Does your child suck his/her thumb?


Thumb sucking habits are considered within a broad category of habits that include finger-sucking. Thumb sucking and finger sucking are more generally termed as ” digit sucking “.

It is a normal habit which gives the baby a feeling of security, pleasure and considerable satisfactions during the first year of life. It starts developing in the oral stage of the child’s development. With the growth of the jaws and the development of the muscles, the infant learns to suck by coordinating mandibular movements and muscular activity. Sucking is the first coordinated muscular activity of the infant which enables bottle feeding.

There are essentially 2 forms of sucking :

  1.  Nutritive sucking : Bottle
  2. Non-nutritive sucking : Thumb, Digit, Blanket or Toy

Children who are not satisfied by nutritive sucking adopt non-nutritive sucking to satisfy their need for security. Thumb sucking is the earliest and most common habit in children affecting as many as 46 % children. If the kid chooses this habit in the early year it should not be discouraged. The parent or care giver can try gently moving the infant hand away from the mouth that is an attempt to interest him or her in his/her favourite toy. The parent can also try to encourage the use of a pacifier as an alternative to thumb sucking.

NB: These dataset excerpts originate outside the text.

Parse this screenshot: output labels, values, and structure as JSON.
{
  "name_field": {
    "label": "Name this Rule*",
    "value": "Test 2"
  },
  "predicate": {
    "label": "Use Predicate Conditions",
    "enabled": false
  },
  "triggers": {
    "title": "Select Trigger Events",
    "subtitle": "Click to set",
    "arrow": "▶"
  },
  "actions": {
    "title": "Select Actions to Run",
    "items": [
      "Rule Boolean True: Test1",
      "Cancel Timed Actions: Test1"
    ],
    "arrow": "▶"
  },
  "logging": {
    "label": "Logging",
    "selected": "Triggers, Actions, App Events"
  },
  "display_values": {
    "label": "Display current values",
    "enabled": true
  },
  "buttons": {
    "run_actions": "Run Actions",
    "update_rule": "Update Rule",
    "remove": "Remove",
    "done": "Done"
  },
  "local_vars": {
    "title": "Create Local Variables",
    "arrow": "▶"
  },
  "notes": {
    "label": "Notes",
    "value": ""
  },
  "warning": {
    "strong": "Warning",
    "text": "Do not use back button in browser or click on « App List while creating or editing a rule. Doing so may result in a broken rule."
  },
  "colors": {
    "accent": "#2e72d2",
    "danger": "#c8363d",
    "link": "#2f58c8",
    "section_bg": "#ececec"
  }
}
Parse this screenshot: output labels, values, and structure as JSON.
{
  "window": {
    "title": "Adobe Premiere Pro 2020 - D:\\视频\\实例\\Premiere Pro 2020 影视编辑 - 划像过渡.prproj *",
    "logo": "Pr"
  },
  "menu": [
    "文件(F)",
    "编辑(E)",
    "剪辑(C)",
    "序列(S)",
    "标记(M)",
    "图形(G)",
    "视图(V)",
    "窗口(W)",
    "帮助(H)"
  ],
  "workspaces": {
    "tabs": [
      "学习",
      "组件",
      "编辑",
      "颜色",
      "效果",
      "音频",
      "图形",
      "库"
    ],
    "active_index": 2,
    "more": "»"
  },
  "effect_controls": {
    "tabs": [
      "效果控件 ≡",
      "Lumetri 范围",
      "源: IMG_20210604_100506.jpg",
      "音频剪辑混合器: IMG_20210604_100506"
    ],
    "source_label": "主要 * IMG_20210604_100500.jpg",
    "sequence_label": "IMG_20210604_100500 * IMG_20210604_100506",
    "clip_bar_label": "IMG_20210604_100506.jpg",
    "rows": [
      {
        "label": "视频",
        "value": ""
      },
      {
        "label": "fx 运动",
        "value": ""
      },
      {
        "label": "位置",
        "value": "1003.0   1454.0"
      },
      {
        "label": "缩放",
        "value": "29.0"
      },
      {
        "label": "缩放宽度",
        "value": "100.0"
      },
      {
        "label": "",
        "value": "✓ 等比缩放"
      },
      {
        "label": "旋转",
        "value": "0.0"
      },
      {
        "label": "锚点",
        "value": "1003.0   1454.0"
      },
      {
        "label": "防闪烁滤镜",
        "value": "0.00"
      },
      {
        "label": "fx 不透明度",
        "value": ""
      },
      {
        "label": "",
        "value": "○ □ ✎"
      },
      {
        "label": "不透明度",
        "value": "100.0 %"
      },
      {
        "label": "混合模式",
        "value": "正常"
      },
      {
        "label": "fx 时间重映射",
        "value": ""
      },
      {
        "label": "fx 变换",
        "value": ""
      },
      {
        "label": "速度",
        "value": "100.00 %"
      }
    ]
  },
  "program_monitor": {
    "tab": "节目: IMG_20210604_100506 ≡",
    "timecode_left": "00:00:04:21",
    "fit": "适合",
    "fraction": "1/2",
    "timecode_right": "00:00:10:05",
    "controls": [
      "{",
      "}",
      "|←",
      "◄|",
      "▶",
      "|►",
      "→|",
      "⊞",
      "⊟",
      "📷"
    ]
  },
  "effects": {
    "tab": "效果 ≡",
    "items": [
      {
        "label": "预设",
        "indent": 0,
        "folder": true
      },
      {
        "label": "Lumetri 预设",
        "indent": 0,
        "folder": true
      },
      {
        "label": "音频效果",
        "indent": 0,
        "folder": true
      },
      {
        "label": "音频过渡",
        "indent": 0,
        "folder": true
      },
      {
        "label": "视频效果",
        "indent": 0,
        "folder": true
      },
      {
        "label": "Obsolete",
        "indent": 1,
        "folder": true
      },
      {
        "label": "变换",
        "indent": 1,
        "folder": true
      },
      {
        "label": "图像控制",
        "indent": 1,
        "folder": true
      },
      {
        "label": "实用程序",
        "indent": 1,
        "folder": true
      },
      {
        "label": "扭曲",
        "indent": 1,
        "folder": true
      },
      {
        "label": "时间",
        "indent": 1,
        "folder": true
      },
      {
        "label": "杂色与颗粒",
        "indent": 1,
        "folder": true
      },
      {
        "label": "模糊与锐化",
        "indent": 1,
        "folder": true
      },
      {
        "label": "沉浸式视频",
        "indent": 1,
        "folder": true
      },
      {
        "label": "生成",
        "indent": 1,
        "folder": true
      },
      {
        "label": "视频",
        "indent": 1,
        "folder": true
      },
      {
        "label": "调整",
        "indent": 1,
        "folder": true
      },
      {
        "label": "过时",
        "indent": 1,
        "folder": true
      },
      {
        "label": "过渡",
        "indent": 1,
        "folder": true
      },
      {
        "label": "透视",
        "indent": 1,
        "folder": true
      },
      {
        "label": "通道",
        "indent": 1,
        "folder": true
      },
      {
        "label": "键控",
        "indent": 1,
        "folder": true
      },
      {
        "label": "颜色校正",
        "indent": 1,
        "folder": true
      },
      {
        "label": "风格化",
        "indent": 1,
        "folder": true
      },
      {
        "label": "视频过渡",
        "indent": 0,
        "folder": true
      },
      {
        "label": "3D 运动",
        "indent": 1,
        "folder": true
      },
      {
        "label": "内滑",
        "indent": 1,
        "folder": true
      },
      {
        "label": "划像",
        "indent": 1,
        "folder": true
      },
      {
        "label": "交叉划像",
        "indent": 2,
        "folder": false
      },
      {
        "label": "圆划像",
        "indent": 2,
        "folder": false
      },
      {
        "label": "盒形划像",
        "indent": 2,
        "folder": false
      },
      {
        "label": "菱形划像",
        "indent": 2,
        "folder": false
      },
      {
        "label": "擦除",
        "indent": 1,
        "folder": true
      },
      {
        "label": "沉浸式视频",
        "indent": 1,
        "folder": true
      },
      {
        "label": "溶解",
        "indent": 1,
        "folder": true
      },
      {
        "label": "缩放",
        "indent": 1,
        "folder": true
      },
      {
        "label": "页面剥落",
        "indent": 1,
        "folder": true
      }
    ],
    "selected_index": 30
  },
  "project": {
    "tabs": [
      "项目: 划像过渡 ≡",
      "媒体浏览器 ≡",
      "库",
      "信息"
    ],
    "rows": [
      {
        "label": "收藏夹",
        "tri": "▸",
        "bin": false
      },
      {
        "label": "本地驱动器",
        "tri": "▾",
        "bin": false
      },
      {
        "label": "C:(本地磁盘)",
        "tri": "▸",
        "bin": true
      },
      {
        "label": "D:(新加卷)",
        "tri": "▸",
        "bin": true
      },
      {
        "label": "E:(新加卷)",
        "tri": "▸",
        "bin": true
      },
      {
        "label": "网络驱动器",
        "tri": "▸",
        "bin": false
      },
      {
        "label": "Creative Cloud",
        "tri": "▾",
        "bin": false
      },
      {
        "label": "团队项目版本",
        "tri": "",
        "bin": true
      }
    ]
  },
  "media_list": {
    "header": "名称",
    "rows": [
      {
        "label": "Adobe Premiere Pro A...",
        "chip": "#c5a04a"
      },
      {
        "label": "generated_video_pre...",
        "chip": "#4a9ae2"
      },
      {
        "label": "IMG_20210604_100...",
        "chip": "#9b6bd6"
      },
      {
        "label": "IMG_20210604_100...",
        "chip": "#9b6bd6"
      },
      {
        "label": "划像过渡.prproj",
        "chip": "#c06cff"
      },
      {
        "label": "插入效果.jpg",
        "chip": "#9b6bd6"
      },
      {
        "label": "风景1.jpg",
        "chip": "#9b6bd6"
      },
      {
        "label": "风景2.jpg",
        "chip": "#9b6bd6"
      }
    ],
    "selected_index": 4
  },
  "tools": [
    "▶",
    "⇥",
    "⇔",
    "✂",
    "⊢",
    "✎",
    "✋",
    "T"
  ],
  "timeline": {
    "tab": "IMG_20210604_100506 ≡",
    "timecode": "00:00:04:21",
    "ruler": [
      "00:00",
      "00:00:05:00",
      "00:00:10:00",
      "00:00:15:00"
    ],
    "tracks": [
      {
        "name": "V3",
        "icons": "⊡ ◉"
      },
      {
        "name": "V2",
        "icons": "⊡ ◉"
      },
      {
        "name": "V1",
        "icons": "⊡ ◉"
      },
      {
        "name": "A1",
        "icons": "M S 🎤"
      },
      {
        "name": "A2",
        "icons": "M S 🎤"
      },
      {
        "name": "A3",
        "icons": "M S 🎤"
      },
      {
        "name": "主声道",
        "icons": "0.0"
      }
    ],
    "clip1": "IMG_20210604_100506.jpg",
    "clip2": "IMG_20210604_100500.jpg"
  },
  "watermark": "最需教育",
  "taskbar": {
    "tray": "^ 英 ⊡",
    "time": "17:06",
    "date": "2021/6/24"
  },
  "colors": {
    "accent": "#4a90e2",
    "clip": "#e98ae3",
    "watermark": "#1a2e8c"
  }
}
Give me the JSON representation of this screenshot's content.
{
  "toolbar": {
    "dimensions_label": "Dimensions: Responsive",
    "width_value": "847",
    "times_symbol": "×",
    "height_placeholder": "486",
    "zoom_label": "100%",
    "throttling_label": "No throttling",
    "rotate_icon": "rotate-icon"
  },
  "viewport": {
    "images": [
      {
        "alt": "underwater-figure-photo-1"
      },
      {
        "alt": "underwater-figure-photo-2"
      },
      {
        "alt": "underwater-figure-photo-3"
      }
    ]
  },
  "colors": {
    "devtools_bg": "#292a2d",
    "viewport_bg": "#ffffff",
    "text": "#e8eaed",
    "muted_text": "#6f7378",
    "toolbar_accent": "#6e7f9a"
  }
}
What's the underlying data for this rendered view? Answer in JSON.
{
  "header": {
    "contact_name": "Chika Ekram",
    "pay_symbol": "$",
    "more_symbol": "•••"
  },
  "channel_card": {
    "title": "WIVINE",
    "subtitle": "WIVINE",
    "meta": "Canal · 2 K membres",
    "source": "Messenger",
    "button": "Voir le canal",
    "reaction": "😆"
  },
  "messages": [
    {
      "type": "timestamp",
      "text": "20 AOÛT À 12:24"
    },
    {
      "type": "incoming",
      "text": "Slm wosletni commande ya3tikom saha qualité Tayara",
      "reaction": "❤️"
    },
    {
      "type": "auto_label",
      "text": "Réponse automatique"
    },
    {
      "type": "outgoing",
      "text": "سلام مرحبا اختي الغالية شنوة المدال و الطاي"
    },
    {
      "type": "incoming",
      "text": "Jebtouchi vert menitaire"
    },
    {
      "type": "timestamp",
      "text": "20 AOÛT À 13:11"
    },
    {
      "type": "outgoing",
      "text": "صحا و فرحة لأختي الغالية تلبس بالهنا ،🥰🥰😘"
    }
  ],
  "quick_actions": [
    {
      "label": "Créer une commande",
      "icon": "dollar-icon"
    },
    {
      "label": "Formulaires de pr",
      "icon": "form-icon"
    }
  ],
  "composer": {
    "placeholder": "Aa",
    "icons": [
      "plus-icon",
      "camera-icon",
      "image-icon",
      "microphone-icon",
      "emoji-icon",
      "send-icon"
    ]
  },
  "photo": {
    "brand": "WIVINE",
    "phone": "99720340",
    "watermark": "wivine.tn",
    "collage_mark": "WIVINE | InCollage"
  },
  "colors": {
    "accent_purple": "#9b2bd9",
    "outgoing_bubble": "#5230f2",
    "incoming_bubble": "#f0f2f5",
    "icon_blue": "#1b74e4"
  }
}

After age two, thumb sucking usually decreases, appearing only at bedtime or when the child is under stress or overly tired. Gradually it will stop altogether. There are 2 types of thumb sucking. ¬†Active and Passive. Passive thumb sucker places the thumb in the mouth , exerting no undue pressure and causing no bony changes. Active thumb sucker exerts, heavy vigorous pressure with the thumb against the dentition and when this habit is continued for prolonged period of time it can affect the position of the erupting permanent teeth and the shape of the jaws. Active thumb sucking may also interfere with the child’s speech patterns.

Associated Dental Problems :

The effects of sucking habits on the dental arches and teeth depends on several factors :

  • Frequency of habit
  • Duration of habit
  • Osteogenic Development
  • Genetic endowment
  • Child’s state of health

The damage is reportedly associated with this habits including anterior open bite, posterior cross bite, exaggerated overjet and overbite, TMJ problems, diastemas, retrusive positioning of mandible and etc. The relation to malocclusion is particularly evident in children continuing the habit beyond the age of 4 years. During thumb sucking, there is upward pressure of the thumb against the maxillary incisors which may retard their eruption. Also, due to the sucking action force exerted by :

  • Masseter
  • Orbicularis oris
  • Mentalis
  • Buccinator
  • Superior Pharyngeal Constrictor
  • Pterygomandibular Raphe

This leads to constriction of the maxilla, subsequent “V” shaped palate leading to a posterior crossbite. The pressure exerted by the wrist against the chin could also retard developement of mandible probably leading to “Angle’s Class II” malocclusion. These changes have been known to regress after the habit has stopped.

Treatment of Thumb Sucking At Home

Parent-directed measures for a young child (around age 4)

  1. Give your child more attention and distract him or her with engaging activities.
  2. Limit the places and times for thumb-sucking. For example, ask your child to do it only while in his or her bedroom.
  3. Put away items (such as blankets) that your child associates with thumb-sucking. At first, put the items away for short periods of time throughout the day. As your child learns other ways of self-comfort, gradually increase the amount of time these items are not available.

Measures where the child takes an active role (beginning around age 5)

  1. Talk to your child openly about the effects of thumb-sucking.
  2. Put gloves on your child’s hands or wrap the thumb with an adhesive bandage or a cloth. Explain that the glove, bandage, or cloth is not a punishment, but is only there to remind him or her not to thumb-suck.
  3. Develop a reward system, such as putting stickers on a calendar to record each day that your child does not suck his or her thumb. After an agreed-upon number of days, have a celebration for your child.
  4. Use a special nontoxic, bitter-tasting nail coating, such as Thum. Apply it like fingernail polish to the thumbnail (or fingernail) each morning, before bed, and whenever you see your child sucking his or her thumb. This treatment is most successful when it is combined with a reward system.Before you start any home treatment for thumb-sucking, make sure you feel comfortable and confident with your plan. Also, make sure your methods will be consistently used by other people who care for your child.

    When attempting to get your child to stop thumb-sucking:
    You should not remove the thumb from the child’s mouth while he or she is awake. You can remove it after the child is asleep.

  5. Do not punish or shame your child for thumb-sucking. Stay neutral, calm, and nonjudgmental when talking about your child’s thumb-sucking habit.
  6. Do not allow other people to make fun of your child.If home treatment methods have not worked and you are concerned or feel frustrated about your child’s thumb-sucking, talk with a doctor.